The first time I really remember doing something that wasn't quite the right thing to do medically was after I'd had my gallbladder removed. My course of treatment involved a rather long story that I won't go into now, but I was in the hospital on mostly a liquid diet for a couple of weeks before I finally had surgery. Keep in mind, too, that this was back in the days before they did things laparoscopically--and I have the hugely long scar from the incision to prove it too!
I came out of surgery with a stomach that looked like it belonged on the Frankenstein monster, criss-crossed with sutures and with a drainage tube sticking out. I stayed in the hospital another couple days after surgery and was eventually sent home, still with the drain. I don't know why I didn't ask, but as far as I can recall, I wasn't told exactly when the drain would be removed--or maybe it was just the drugs that left me in a fog.

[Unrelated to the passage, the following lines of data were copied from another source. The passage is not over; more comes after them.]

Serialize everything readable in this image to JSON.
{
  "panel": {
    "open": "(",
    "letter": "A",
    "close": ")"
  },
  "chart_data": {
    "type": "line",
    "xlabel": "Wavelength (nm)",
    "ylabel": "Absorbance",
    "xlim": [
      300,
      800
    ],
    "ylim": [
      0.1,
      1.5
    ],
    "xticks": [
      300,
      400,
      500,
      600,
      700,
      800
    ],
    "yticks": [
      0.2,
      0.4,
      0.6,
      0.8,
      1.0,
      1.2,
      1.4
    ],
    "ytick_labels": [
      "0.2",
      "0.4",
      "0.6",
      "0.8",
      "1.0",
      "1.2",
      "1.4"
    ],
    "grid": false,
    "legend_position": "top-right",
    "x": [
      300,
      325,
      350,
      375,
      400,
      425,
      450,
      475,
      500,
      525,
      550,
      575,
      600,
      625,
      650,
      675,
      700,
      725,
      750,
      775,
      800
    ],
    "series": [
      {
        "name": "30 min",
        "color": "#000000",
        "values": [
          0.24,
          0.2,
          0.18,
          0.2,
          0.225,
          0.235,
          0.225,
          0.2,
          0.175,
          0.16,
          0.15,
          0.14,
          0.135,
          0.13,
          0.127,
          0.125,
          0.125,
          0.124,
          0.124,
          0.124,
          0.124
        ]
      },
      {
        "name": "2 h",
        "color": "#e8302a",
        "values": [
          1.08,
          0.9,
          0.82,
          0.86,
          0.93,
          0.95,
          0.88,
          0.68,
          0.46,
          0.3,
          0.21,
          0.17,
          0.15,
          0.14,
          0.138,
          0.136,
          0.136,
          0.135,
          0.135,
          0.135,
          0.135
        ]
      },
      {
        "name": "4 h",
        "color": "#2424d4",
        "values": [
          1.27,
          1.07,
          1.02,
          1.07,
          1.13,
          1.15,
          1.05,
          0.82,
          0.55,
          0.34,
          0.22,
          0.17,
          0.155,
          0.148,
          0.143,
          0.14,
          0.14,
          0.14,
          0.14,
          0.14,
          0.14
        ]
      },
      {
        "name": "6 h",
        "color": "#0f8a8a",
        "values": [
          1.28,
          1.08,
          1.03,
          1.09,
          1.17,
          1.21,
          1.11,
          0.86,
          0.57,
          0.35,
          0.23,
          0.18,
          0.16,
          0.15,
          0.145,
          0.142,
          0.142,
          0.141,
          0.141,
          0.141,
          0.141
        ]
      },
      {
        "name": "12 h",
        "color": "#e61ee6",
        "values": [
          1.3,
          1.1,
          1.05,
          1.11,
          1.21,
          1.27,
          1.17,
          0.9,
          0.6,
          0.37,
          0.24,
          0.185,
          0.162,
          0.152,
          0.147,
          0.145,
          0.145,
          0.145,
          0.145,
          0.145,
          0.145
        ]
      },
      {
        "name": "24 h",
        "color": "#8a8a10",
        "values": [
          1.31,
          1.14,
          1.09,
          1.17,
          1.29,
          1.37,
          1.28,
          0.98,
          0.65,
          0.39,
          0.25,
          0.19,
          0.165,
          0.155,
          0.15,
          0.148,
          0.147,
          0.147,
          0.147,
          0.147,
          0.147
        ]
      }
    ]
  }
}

As I started to get better, the drain started "pinching." I had lost weight from the light diet, and I could see that the drain was attached to my skin by one little stitch, and that stitch was as tight as could be because I'd "shrunk" while the drain hadn't. Again, I don't know if it was the pain medications or what, but I thought that if I just snipped that stitch, I'd be much more comfortable.
But I didn't do that right away, of course. I wasn't that dumb. First, I needed to think it through. But eventually, over the course of a few hours, I convinced myself that it was the only thing that made sense. So I snipped that little stitch, and the drain started sliding out. Well, then I was in a panic! I had no idea what the drain might be attached to internally, and I had this horrible image of the drain sliding out, followed by all of my intestines! I gripped the drain and tried to push it back in, but it wouldn't GO! In tears, holding onto the drain with one hand, I called Hubby at work and told him what I'd done; I was half hysterical, so he agreed to call the doctor.
Hubby came home and drove me to the doctor's office, where I didn't get nearly the lecture I was expecting. The doctor agreed it was probably time to remove the drain anyway, and he did. And while it felt kind of odd coming out, I found the drain wasn't attached to anything at all, and the removal wasn't painful! I guess it was a bit anti-climactic, but the initial sight of that drain sliding out of the incision when I snipped that stitch was scary enough to keep me from practicing medicine again--at least for awhile.
And--so far--I still have the splint on my right wrist from THIS surgery, although it's driving me crazy. My sister-in-law works for a medical facility, and she told me that in the last week or so, she's seen two patient charts with notations that the patients have removed their own casts, so I guess I'm not the only nut case! I still have to get through two more days until my follow-up appointment when the doctor will remove this splint--I sure hope I can make it!